For Alston, however, documenting real-time events isn't just about the excitement; the fulfillment comes from the social change he knows he's affecting with his projects. A man raised in a family committed to social justice doesn't really have to question his purpose in the world; he just has to do that which is already so ingrained within him.

We spoke with the director of Love Free or Die, which won a Special Jury Prize at the 2012 Sundance Film Festival, about his career, the themes he finds himself exploring, and how he wants to help start the conversations many of us have been dying to have.

 


 

Documentary: You've been making movies for about 15 years now. What got you started as a documentary filmmaker?

Macky Alston: When documentary found me, it was a revelation. Not every documentary is committed to issues of social justice, but there's such a proud tradition of documentary films that have been catalysts for social change or critical stories that draw out the humanity of injustice in ways that open hearts and minds, and lead to people acting, voting, living in different ways. So I was bartending 20 years ago in New York City, having studied art history at Columbia and having been an AIDS activist. My father, my grandfather and my great-grandfather were all liberal pastors in the South fighting for progressive justice causes. When I was doing all this AIDS work and the church was on the wrong side of all the issues, I thought, "Well, I'll go to seminary and fight from the inside." I dropped out of seminary, saying, "This is not for me," even though there was a lot of power there, and started making art.

I got a job as a paid PA. That film was called Something within Me. That won three awards at Sundance, and I was a PA for a year on it. The director, Emma Joan Morris, took me under her wing and said, "I think you'll be great at this. You can learn to storytell a documentary film either through camera work or editing. Which would you like to do?" I said, "I guess editing." So I was an assistant editor on that film, and then became an editor, then a director.

 

D: So when you say that documentary film "found you," what do you mean by that?

MA: I liked documentary film, but I never thought I'd be a filmmaker. It seemed like such a colossal undertaking in terms of budget, in terms of just the technological project of it, that I took the job for the paycheck. Of course, in documentary, the paycheck doesn't go a long way. What I found was a vocation. And the answer to the question that I was seeking in my early 20s--"What am I going to make of this life, and how am I going to be both an artist and make a difference?"-- that's what documentary can be all about. 

 

D: Alongside Love Free or Die, you also produced the film Questioning Faith and founded Auburn Media to help equip religious leaders with the tools they need to better communicate with the public. What is it that draws you to this intersection of faith and the media? Or is it more a draw to the intersection of faith and LGBT rights and issues?

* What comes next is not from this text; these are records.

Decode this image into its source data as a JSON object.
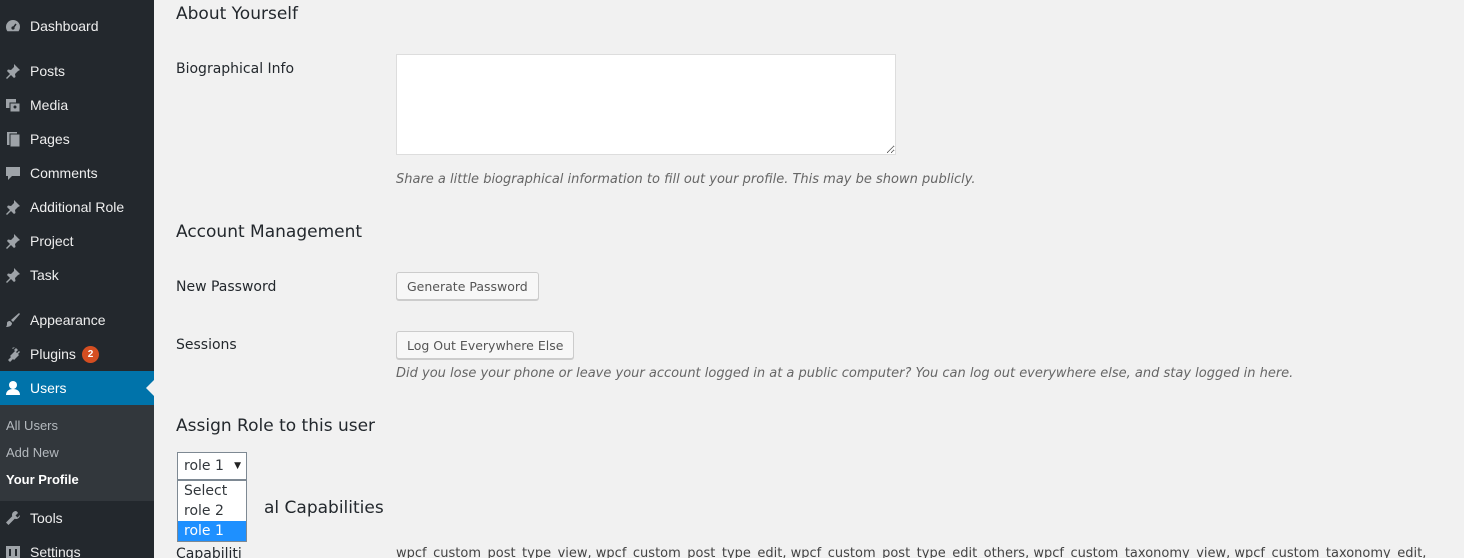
{
  "sidebar": {
    "items": [
      {
        "label": "Dashboard",
        "icon": "dashboard-icon"
      },
      {
        "label": "Posts",
        "icon": "pin-icon"
      },
      {
        "label": "Media",
        "icon": "media-icon"
      },
      {
        "label": "Pages",
        "icon": "pages-icon"
      },
      {
        "label": "Comments",
        "icon": "comment-icon"
      },
      {
        "label": "Additional Role",
        "icon": "pin-icon"
      },
      {
        "label": "Project",
        "icon": "pin-icon"
      },
      {
        "label": "Task",
        "icon": "pin-icon"
      },
      {
        "label": "Appearance",
        "icon": "brush-icon"
      },
      {
        "label": "Plugins",
        "icon": "plugin-icon",
        "badge": "2"
      },
      {
        "label": "Users",
        "icon": "user-icon",
        "active": true
      },
      {
        "label": "Tools",
        "icon": "wrench-icon"
      },
      {
        "label": "Settings",
        "icon": "settings-icon"
      }
    ],
    "submenu": [
      "All Users",
      "Add New",
      "Your Profile"
    ],
    "colors": {
      "background": "#23282d",
      "active": "#0073aa",
      "submenu": "#32373c",
      "badge": "#d54e21"
    }
  },
  "about": {
    "title": "About Yourself",
    "bio_label": "Biographical Info",
    "bio_value": "",
    "bio_desc": "Share a little biographical information to fill out your profile. This may be shown publicly."
  },
  "account": {
    "title": "Account Management",
    "password_label": "New Password",
    "generate_button": "Generate Password",
    "sessions_label": "Sessions",
    "logout_button": "Log Out Everywhere Else",
    "sessions_desc": "Did you lose your phone or leave your account logged in at a public computer? You can log out everywhere else, and stay logged in here."
  },
  "role": {
    "title": "Assign Role to this user",
    "selected": "role 1",
    "options": [
      "Select",
      "role 2",
      "role 1"
    ]
  },
  "capabilities": {
    "title_visible": "al Capabilities",
    "label_visible": "Capabiliti",
    "text": "wpcf_custom_post_type_view, wpcf_custom_post_type_edit, wpcf_custom_post_type_edit_others, wpcf_custom_taxonomy_view, wpcf_custom_taxonomy_edit,"
  }
}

MA: I've made five feature documentaries and produced more. In two of them, religion plays a central role; in the majority, religion does not. I would say there are themes that are in all of my films. It's surprising to me, what the common denominators and common threads are, what issues I've been chewing on for these 15 or 20 years, because I wouldn't have necessarily known it. It's a bit of a revelation.

That said, religion is my family business. Being a gay person in the 21st century in the US, I'm conscious of the fact that organized religion has provided the ideology for my oppression for the last couple thousand years. But [it] also is an agent for my liberation, certainly in this generation. That's interesting to me. It means that there's important storytelling to do there. I have an easy time relating to religious people, given that so many in my family are clergy. 

 

D: Are there any other themes that you have seen emerge in all of your films?

MA: I would say the themes that are consistent in all my films are telling the truth and the cost of telling the truth, but also the cost of keeping secrets. Another one is, How do we deal with evil or the bad things that happen in life? How do we make sense of unthinkably bad stuff that takes place whether it's consciously motivated or not? Love Free or Die is clearly about coming out and secrets. [It also asks], How do lesbian, gay, bisexual and transgendered people deal with the evil done to us by the church, synagogue or mosque? Particularly for queer people of faith, does that make us reject religion and also hate our oppressors, or is there a next chapter and a new role for religion in our liberation?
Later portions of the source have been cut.